Now, in addition to those 6 indicators, we have one that relates to each of them except smoking; but is so easy to do and inexpensive and low tech and noninvasive, you can easily do it yourself at home. And it is every bit as predictive a measure of heart attack risk research has found.
If you relax your gut to the level that is natural for you as you walk or sit and, as you are standing, you measure your waist with the tape going right over your navel – not lower down or higher, that we now know is that good an indicator of heart attack risk.
On Monday this week Reuters reported a story they titled,
“Body mass and waist size can predict heart disease.”
A 10 year study by Dutch researchers found that how fat people are is a very good predictor of heart attack risk and an even better predictor of fatal heart attacks.
They did use BMI readings too. But the most accurate measure of how much excess fat you have is your waist size which they also used.
"…. more than half (53 percent) of all fatal heart disease cases and around a quarter (25-30 percent) of all non-fatal cases were in people defined as overweight and obese.”
For men, they counted waist sizes of 36.9 inches or less as being OK fat wise; 37.0 inches to 40.0 inches as being overweight (somewhat to definitely too fat but not dreadfully so); & 40.1 or more as obese ( really fat.)
For women these they counted waist sizes of 31.4 inches or less as being OK fat wise; 31.5 inches to 34.5 inches as being overweight (somewhat to definitely too fat but not dreadfully so); & 34.6 inches or more as obese ( really fat.)
Other researchers have made similar findings; & the consensus is that in men, it’s important to keep your waist size below 40 inches and below 35 inches in women. And as we’ve seen 36 inches or a bit less in men is better and 31 inches or a bit less in women is better also.
The reason is pretty clear, people who eat the things that cause problems in all the other indicators except smoking and who don’t exercise will virtually all be too fat. In addition, being too fat directly and separately causes high blood pressure.

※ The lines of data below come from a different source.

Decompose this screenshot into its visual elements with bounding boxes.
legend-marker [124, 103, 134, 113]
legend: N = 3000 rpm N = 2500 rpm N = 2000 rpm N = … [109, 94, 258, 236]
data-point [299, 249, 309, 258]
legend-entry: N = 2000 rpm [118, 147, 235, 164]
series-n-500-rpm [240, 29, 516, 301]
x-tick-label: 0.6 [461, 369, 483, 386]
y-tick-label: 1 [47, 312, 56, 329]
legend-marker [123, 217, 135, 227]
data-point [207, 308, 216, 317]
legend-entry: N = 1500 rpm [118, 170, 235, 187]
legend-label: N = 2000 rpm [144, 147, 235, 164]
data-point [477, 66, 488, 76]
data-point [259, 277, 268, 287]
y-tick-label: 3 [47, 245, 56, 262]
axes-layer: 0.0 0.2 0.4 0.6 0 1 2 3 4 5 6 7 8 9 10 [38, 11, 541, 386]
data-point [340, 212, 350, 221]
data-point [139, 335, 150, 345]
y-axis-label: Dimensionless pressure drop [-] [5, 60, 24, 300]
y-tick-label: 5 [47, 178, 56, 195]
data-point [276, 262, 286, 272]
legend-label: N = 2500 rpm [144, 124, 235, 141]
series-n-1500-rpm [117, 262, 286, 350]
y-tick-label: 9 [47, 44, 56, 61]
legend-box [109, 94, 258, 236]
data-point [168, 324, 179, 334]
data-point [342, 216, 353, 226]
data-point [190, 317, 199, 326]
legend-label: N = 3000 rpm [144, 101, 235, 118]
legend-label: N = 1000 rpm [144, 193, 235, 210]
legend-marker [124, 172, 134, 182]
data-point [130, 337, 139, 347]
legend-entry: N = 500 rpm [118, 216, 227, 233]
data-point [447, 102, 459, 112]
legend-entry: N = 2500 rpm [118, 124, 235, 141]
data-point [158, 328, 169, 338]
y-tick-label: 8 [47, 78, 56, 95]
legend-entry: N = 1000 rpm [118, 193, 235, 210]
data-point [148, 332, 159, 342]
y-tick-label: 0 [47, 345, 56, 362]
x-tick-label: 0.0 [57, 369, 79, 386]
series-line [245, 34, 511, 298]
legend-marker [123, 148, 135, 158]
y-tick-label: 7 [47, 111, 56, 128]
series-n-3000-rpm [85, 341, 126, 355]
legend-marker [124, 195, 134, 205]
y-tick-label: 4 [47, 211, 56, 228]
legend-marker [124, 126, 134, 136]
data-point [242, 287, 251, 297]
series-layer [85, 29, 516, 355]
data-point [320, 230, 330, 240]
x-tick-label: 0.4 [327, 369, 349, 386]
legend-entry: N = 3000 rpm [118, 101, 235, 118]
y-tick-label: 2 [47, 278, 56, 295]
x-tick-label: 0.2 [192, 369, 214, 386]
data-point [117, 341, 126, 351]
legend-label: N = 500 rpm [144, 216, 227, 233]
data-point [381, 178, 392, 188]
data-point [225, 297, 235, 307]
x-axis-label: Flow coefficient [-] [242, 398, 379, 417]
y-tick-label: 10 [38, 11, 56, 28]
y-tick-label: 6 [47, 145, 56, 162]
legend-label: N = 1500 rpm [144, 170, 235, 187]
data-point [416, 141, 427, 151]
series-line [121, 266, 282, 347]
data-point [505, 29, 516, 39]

Fat loss and the lifestyle that creates it and sustains it, have been shown to improve virtually all the other heart attack risk factors except smoking.
So, if you are fatter than you should be, if you lose that fat – and do so largely by eating much better and exercising, your heart attack risk will go down a lot. And, it will go down as well if you also lose a bit more fat with some kind of sustainable calorie restriction.